CHAPITRE 5: Un dispositif issu d’un mélange des genres.

C. La rédaction : une équipe journalistique hybride, propre au mélange des genres.

1. Une liberté éditoriale liée à l’absence d’un producteur.

L’équipe s’organise depuis le début autour de Frédéric Taddeï, à la fois présentateur de l’émission et directeur de la rédaction. Excepté l’équipe de production missionnée pour le bon déroulement de la fabrication de l’émission, « Ce soir (ou jamais !) » est un programme sans producteur attitré. L’animateur n’a pas de directives imposées, c’est lui et lui seul qui décide et tranche sur tout ce qui concerne les sujets de débat et les invités. Cette structure est donc à l’opposé des émissions ou le producteur est le « patron » sur tous les choix relatifs au contenu de l’émission tel Thierry Ardisson, animateur et producteur de « Tout le monde en parle » qui devait également composer avec sa coproductrice Catherine Barma. Laurent Ruquier est actuellement dans ce même cas de figure dans le talkshow « On est pas couché », également produit par Catherine Barma.
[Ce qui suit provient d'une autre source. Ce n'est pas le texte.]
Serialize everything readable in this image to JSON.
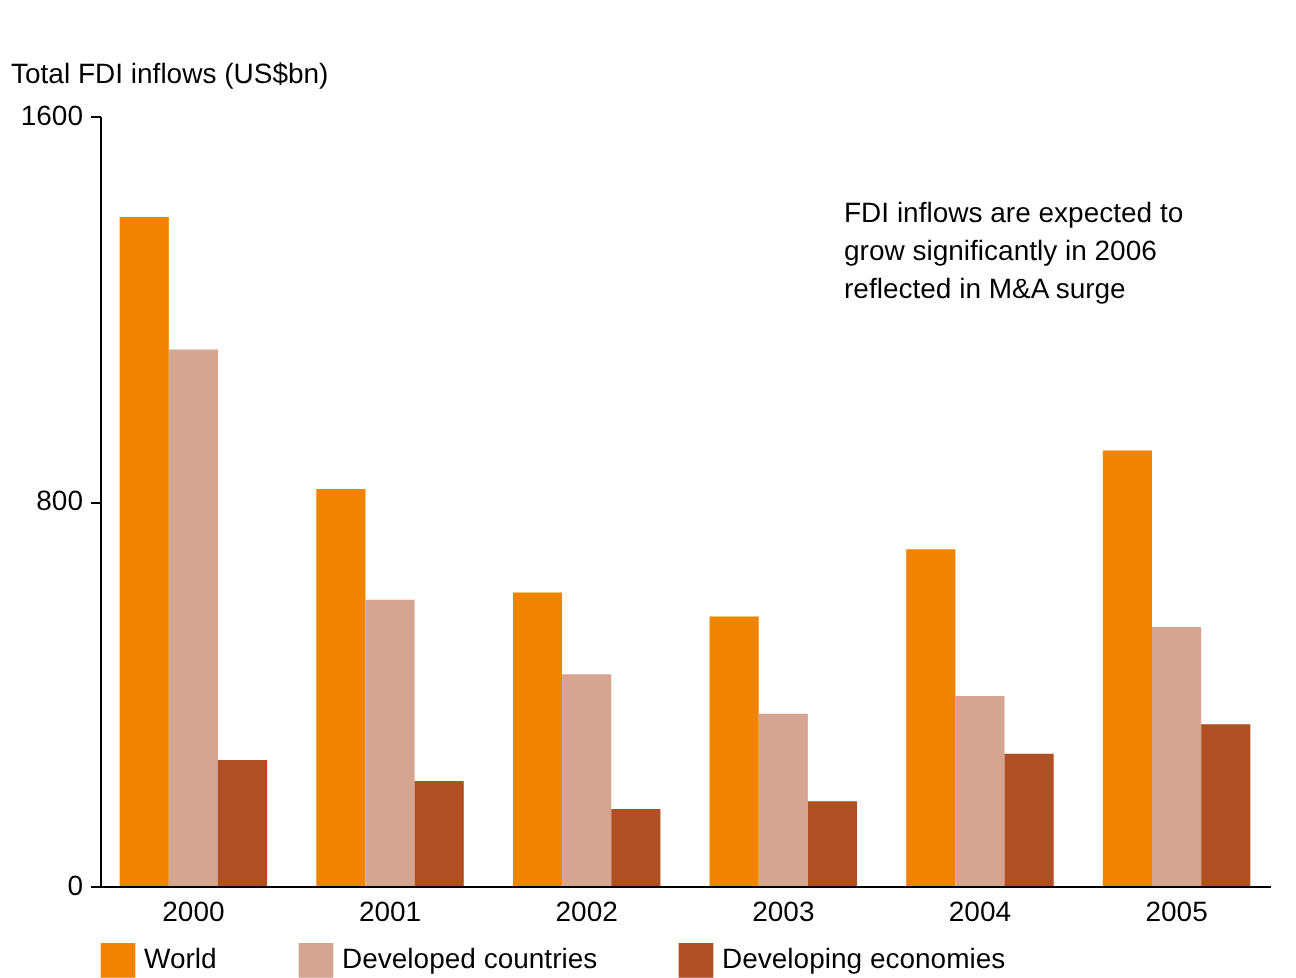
{
  "chart_data": {
    "type": "bar",
    "ylabel": "Total FDI inflows (US$bn)",
    "categories": [
      "2000",
      "2001",
      "2002",
      "2003",
      "2004",
      "2005"
    ],
    "series": [
      {
        "name": "World",
        "color": "#f08400",
        "values": [
          1390,
          825,
          610,
          560,
          700,
          905
        ]
      },
      {
        "name": "Developed countries",
        "color": "#d4a590",
        "values": [
          1115,
          595,
          440,
          358,
          395,
          538
        ]
      },
      {
        "name": "Developing economies",
        "color": "#b04e24",
        "values": [
          262,
          218,
          160,
          176,
          275,
          336
        ]
      }
    ],
    "ylim": [
      0,
      1600
    ],
    "yticks": [
      0,
      800,
      1600
    ],
    "grid": false,
    "legend": "bottom",
    "annotations": [
      "FDI inflows are expected to grow significantly in 2006 reflected in M&A surge"
    ]
  }
}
Cette liberté éditoriale impliqua dès le départ une nouvelle approche du contenu culturel. Rappelons qu’il était question d’une émission allant à l’encontre des contenus culturels traditionnels. Aussi, dès septembre 2006, Frédéric Taddeï travaille avec un rédacteur en chef qui s’adapte difficilement aux objectifs du présentateur :

« Dans les premières émissions, vous avez le problème suivant : les gens avec qui je fais cette émission et que je n’ai pas choisi, ont du mal à la faire. Ils ont été recrutés pour faire une émission culturelle très classique avec des « réflexes » culturels. […] Ils avaient un peu des profils stéréotypés. Ils ont eu énormément de mal à comprendre ce que je voulais. […] Le rédacteur en chef est d’ailleurs parti au bout de

3 semaines/1 mois… »2

1

Cf. Interview de Maryse Marascia en annexe n°9, p.37 du cahier d’annexes. 2 Cf. interview de Frédéric Taddeï en annexe n°6, p. 12 du cahier d’annexes.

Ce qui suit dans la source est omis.